Here again, much depends on the EU-UK negotiations, which have now ground to a halt with countries in lockdown as they grapple with the COVID-19 pandemic. If Brussels and London agree to extend the transition period for a year or two based on the Withdrawal Agreement, that will give London and Tokyo more time, and less need to take the phased approach.

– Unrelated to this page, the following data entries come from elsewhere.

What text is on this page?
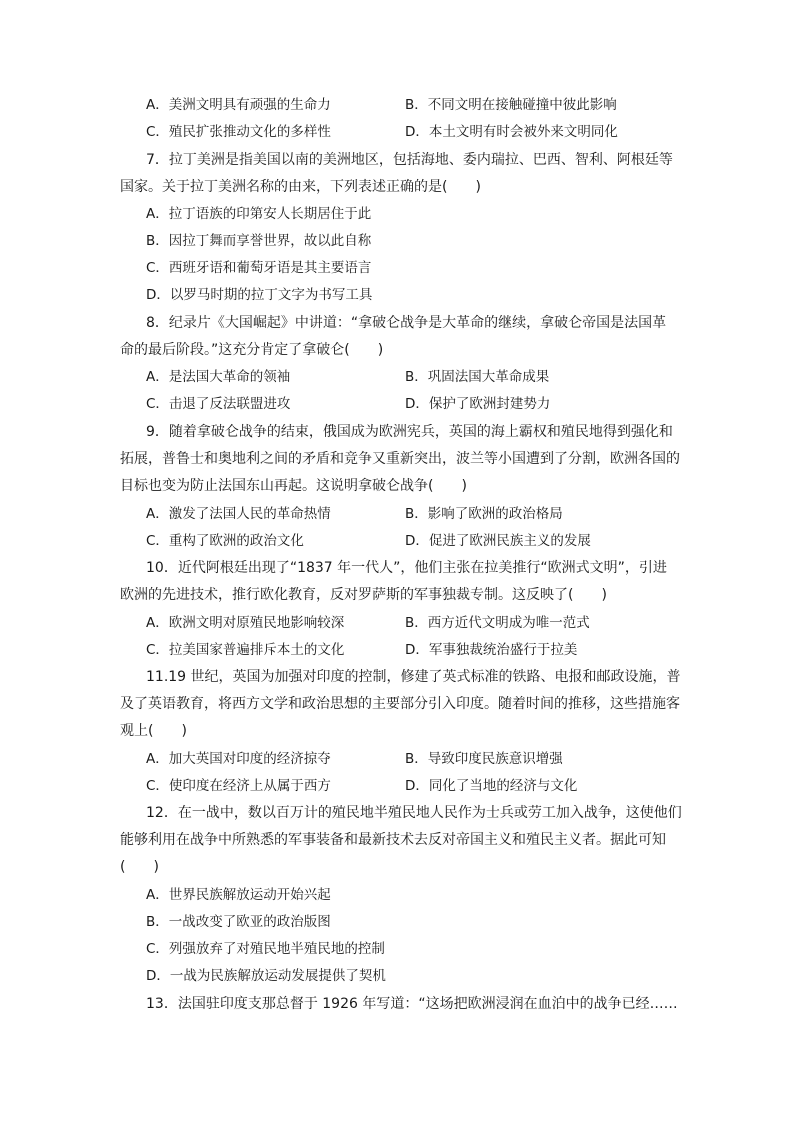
A．美洲文明具有顽强的生命力	B．不同文明在接触碰撞中彼此影响
C．殖民扩张推动文化的多样性	D．本土文明有时会被外来文明同化
7．拉丁美洲是指美国以南的美洲地区，包括海地、委内瑞拉、巴西、智利、阿根廷等
国家。关于拉丁美洲名称的由来，下列表述正确的是(　　)
A．拉丁语族的印第安人长期居住于此
B．因拉丁舞而享誉世界，故以此自称
C．西班牙语和葡萄牙语是其主要语言
D．以罗马时期的拉丁文字为书写工具
8．纪录片《大国崛起》中讲道：“拿破仑战争是大革命的继续，拿破仑帝国是法国革
命的最后阶段。”这充分肯定了拿破仑(　　)
A．是法国大革命的领袖	B．巩固法国大革命成果
C．击退了反法联盟进攻	D．保护了欧洲封建势力
9．随着拿破仑战争的结束，俄国成为欧洲宪兵，英国的海上霸权和殖民地得到强化和
拓展，普鲁士和奥地利之间的矛盾和竞争又重新突出，波兰等小国遭到了分割，欧洲各国的
目标也变为防止法国东山再起。这说明拿破仑战争(　　)
A．激发了法国人民的革命热情	B．影响了欧洲的政治格局
C．重构了欧洲的政治文化	D．促进了欧洲民族主义的发展
10．近代阿根廷出现了“1837 年一代人”，他们主张在拉美推行“欧洲式文明”，引进
欧洲的先进技术，推行欧化教育，反对罗萨斯的军事独裁专制。这反映了(　　)
A．欧洲文明对原殖民地影响较深	B．西方近代文明成为唯一范式
C．拉美国家普遍排斥本土的文化	D．军事独裁统治盛行于拉美
11.19 世纪，英国为加强对印度的控制，修建了英式标准的铁路、电报和邮政设施，普
及了英语教育，将西方文学和政治思想的主要部分引入印度。随着时间的推移，这些措施客
观上(　　)
A．加大英国对印度的经济掠夺	B．导致印度民族意识增强
C．使印度在经济上从属于西方	D．同化了当地的经济与文化
12．在一战中，数以百万计的殖民地半殖民地人民作为士兵或劳工加入战争，这使他们
能够利用在战争中所熟悉的军事装备和最新技术去反对帝国主义和殖民主义者。据此可知
(　　)
A．世界民族解放运动开始兴起
B．一战改变了欧亚的政治版图
C．列强放弃了对殖民地半殖民地的控制
D．一战为民族解放运动发展提供了契机
13．法国驻印度支那总督于 1926 年写道：“这场把欧洲浸润在血泊中的战争已经……
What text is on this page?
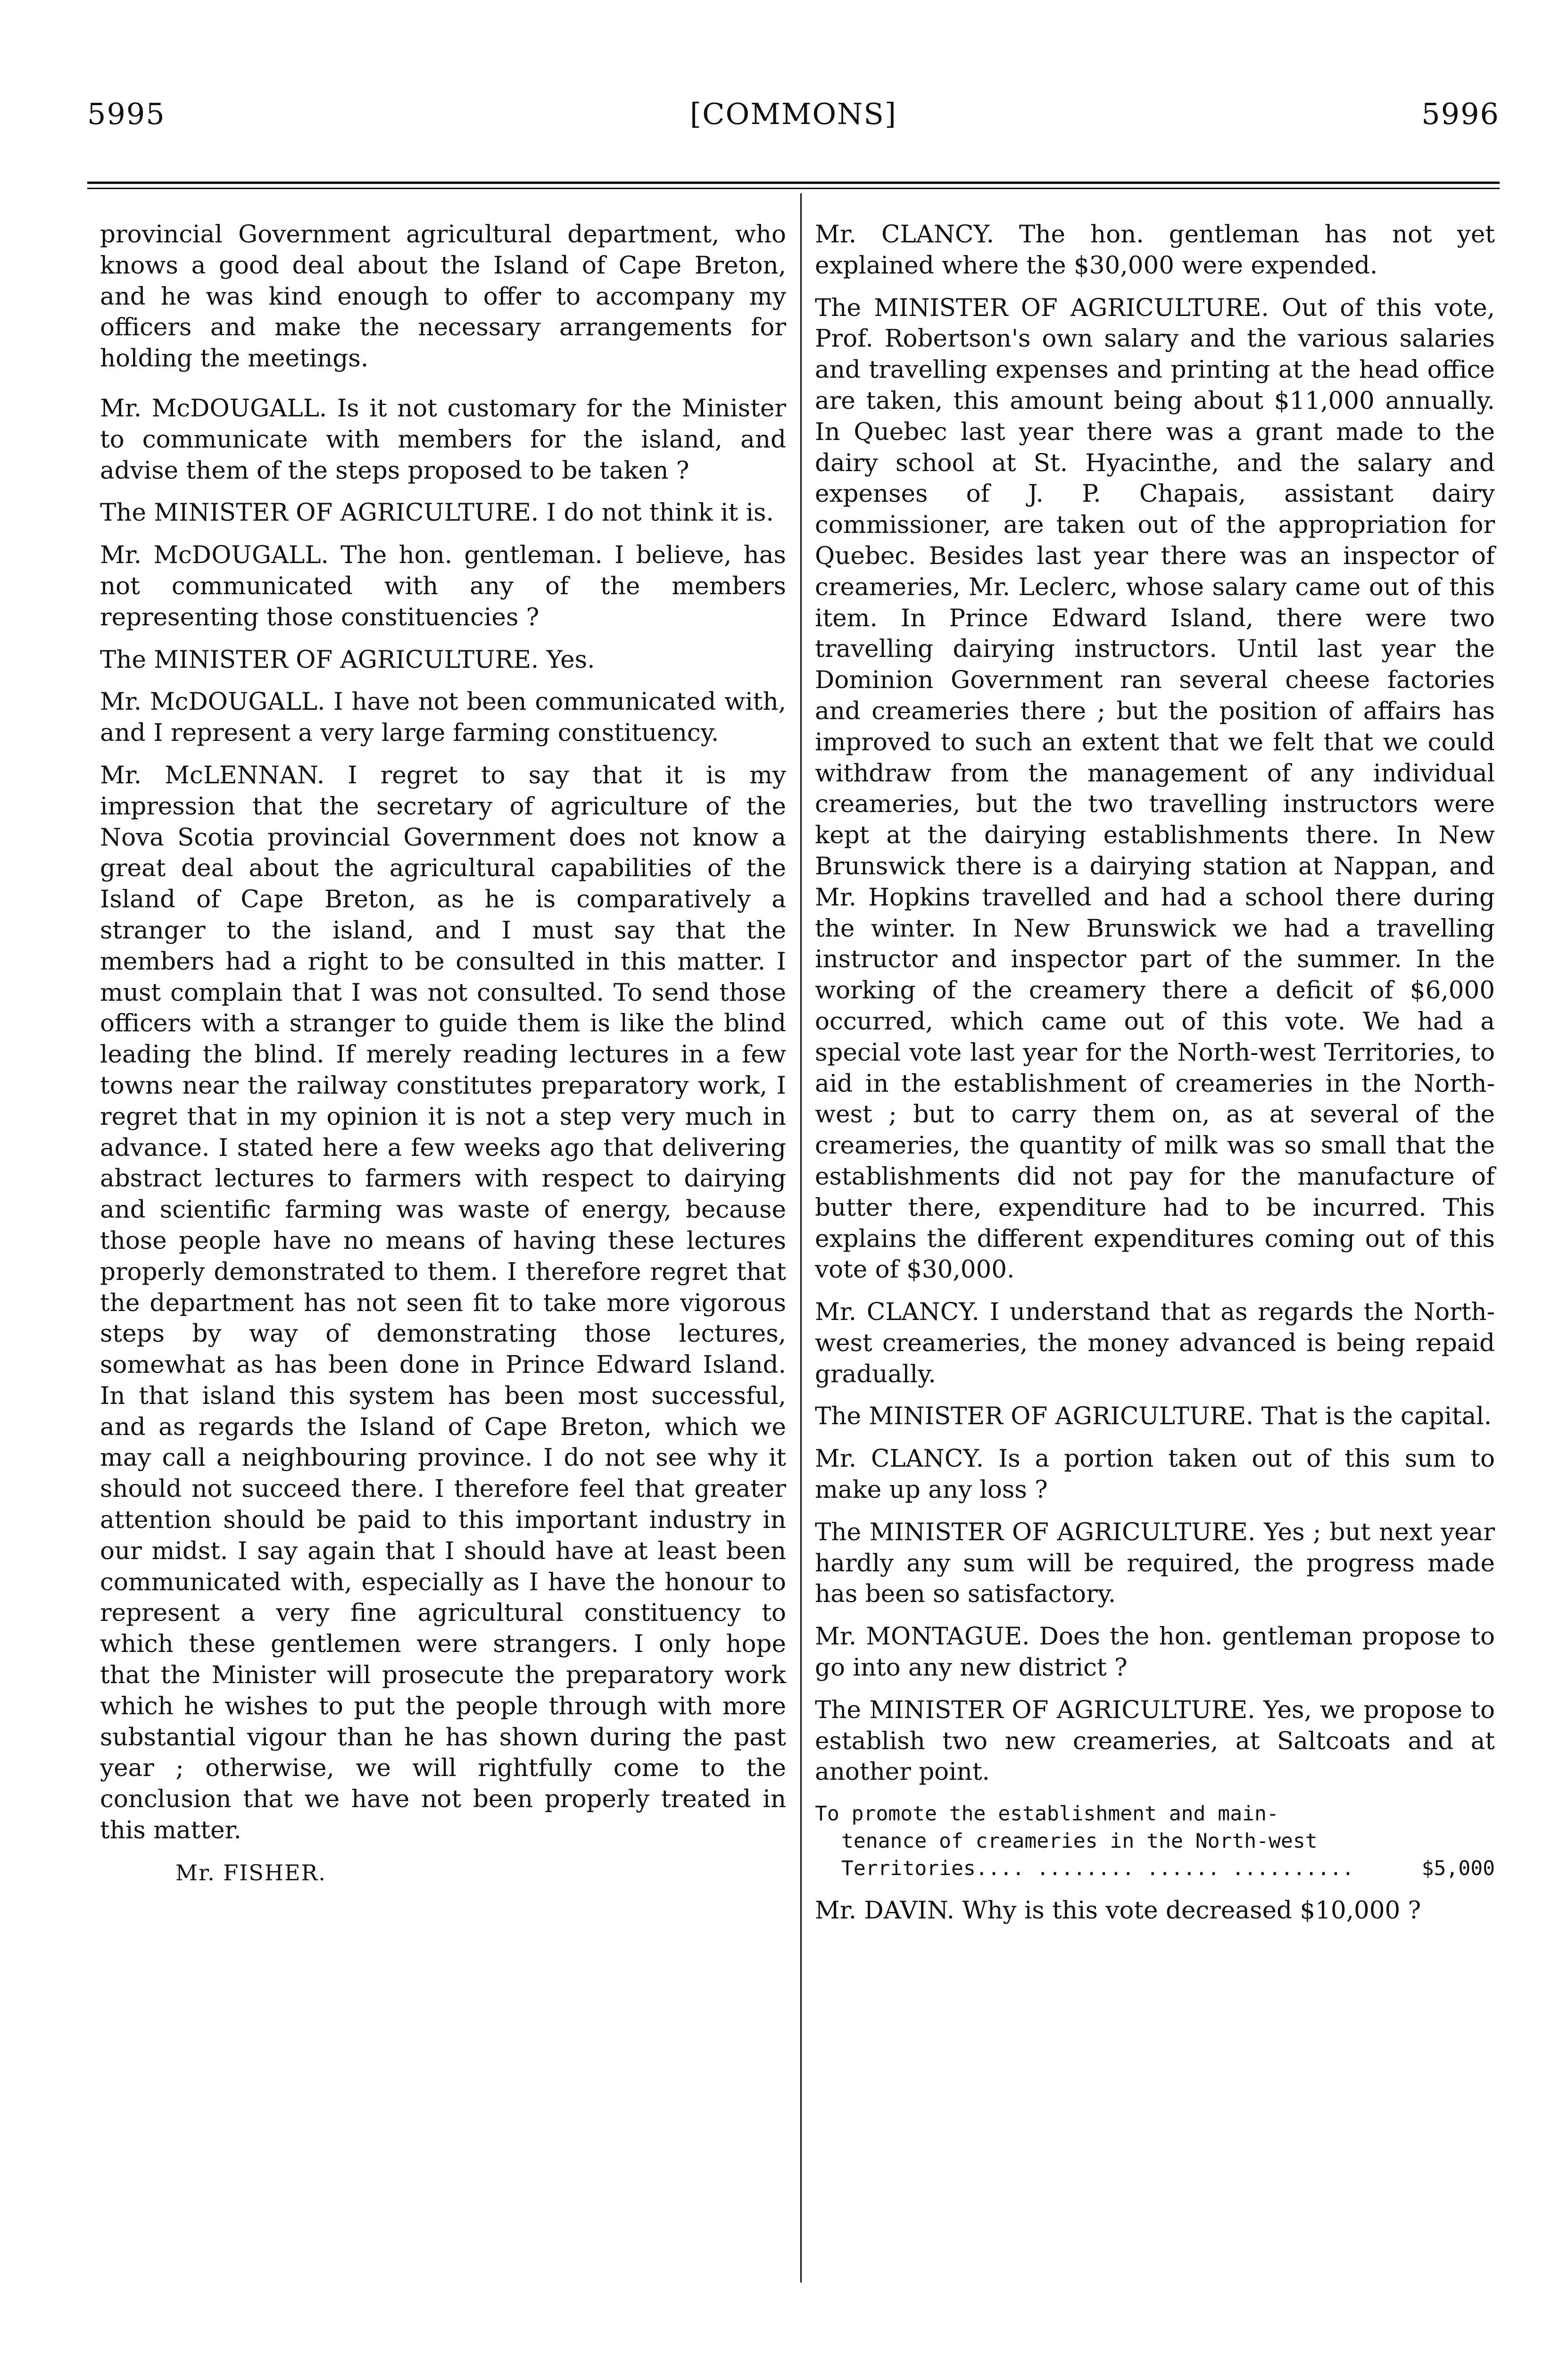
5995	[COMMONS]	5996

provincial Government agricultural department, who knows a good deal about the Island of Cape Breton, and he was kind enough to offer to accompany my officers and make the necessary arrangements for holding the meetings.

Mr. McDOUGALL. Is it not customary for the Minister to communicate with members for the island, and advise them of the steps proposed to be taken ?

The MINISTER OF AGRICULTURE. I do not think it is.

Mr. McDOUGALL. The hon. gentleman. I believe, has not communicated with any of the members representing those constituencies ?

The MINISTER OF AGRICULTURE. Yes.

Mr. McDOUGALL. I have not been communicated with, and I represent a very large farming constituency.

Mr. McLENNAN. I regret to say that it is my impression that the secretary of agriculture of the Nova Scotia provincial Government does not know a great deal about the agricultural capabilities of the Island of Cape Breton, as he is comparatively a stranger to the island, and I must say that the members had a right to be consulted in this matter. I must complain that I was not consulted. To send those officers with a stranger to guide them is like the blind leading the blind. If merely reading lectures in a few towns near the railway constitutes preparatory work, I regret that in my opinion it is not a step very much in advance. I stated here a few weeks ago that delivering abstract lectures to farmers with respect to dairying and scientific farming was waste of energy, because those people have no means of having these lectures properly demonstrated to them. I therefore regret that the department has not seen fit to take more vigorous steps by way of demonstrating those lectures, somewhat as has been done in Prince Edward Island. In that island this system has been most successful, and as regards the Island of Cape Breton, which we may call a neighbouring province. I do not see why it should not succeed there. I therefore feel that greater attention should be paid to this important industry in our midst. I say again that I should have at least been communicated with, especially as I have the honour to represent a very fine agricultural constituency to which these gentlemen were strangers. I only hope that the Minister will prosecute the preparatory work which he wishes to put the people through with more substantial vigour than he has shown during the past year ; otherwise, we will rightfully come to the conclusion that we have not been properly treated in this matter.

Mr. FISHER.

Mr. CLANCY. The hon. gentleman has not yet explained where the $30,000 were expended.

The MINISTER OF AGRICULTURE. Out of this vote, Prof. Robertson's own salary and the various salaries and travelling expenses and printing at the head office are taken, this amount being about $11,000 annually. In Quebec last year there was a grant made to the dairy school at St. Hyacinthe, and the salary and expenses of J. P. Chapais, assistant dairy commissioner, are taken out of the appropriation for Quebec. Besides last year there was an inspector of creameries, Mr. Leclerc, whose salary came out of this item. In Prince Edward Island, there were two travelling dairying instructors. Until last year the Dominion Government ran several cheese factories and creameries there ; but the position of affairs has improved to such an extent that we felt that we could withdraw from the management of any individual creameries, but the two travelling instructors were kept at the dairying establishments there. In New Brunswick there is a dairying station at Nappan, and Mr. Hopkins travelled and had a school there during the winter. In New Brunswick we had a travelling instructor and inspector part of the summer. In the working of the creamery there a deficit of $6,000 occurred, which came out of this vote. We had a special vote last year for the North-west Territories, to aid in the establishment of creameries in the North-west ; but to carry them on, as at several of the creameries, the quantity of milk was so small that the establishments did not pay for the manufacture of butter there, expenditure had to be incurred. This explains the different expenditures coming out of this vote of $30,000.

Mr. CLANCY. I understand that as regards the North-west creameries, the money advanced is being repaid gradually.

The MINISTER OF AGRICULTURE. That is the capital.

Mr. CLANCY. Is a portion taken out of this sum to make up any loss ?

The MINISTER OF AGRICULTURE. Yes ; but next year hardly any sum will be required, the progress made has been so satisfactory.

Mr. MONTAGUE. Does the hon. gentleman propose to go into any new district ?

The MINISTER OF AGRICULTURE. Yes, we propose to establish two new creameries, at Saltcoats and at another point.

To promote the establishment and main-
tenance of creameries in the North-west
Territories.... ........ ...... ..........	$5,000

Mr. DAVIN. Why is this vote decreased $10,000 ?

The most difficult and complicated scenario would be a situation under which the EU and the UK agree only to an interim agreement for the purpose of avoiding a formal extension of the transition period: something that can be called an “extension in all but name.” While this sounds like a pragmatic compromise for Brussels and London, particularly given the Johnson government’s commitment not to extend the transition period, it could make things complicated for other countries, including Japan. As long as the transition period officially ends, the EU-Japan EPA will cease to be applicable to the UK, requiring the two sides to seek a replacement on time. What is evident, however, is that no country wants to conclude a definitive trade deal with the UK without knowing the final shape of the EU-UK partnership.
The pandemic is now a new major factor affecting the EU-UK negotiations. An increasing number of people now argue that an extension of the transition period is inevitable. Whatever the reason, the extension of the transition period is good news for Japan-UK negotiations, as it allows for more time. At the same time, however, the COVID-19 outbreak makes it difficult for the two governments to start FTA negotiations.
Michito Tsuruoka is an associate professor at Keio University.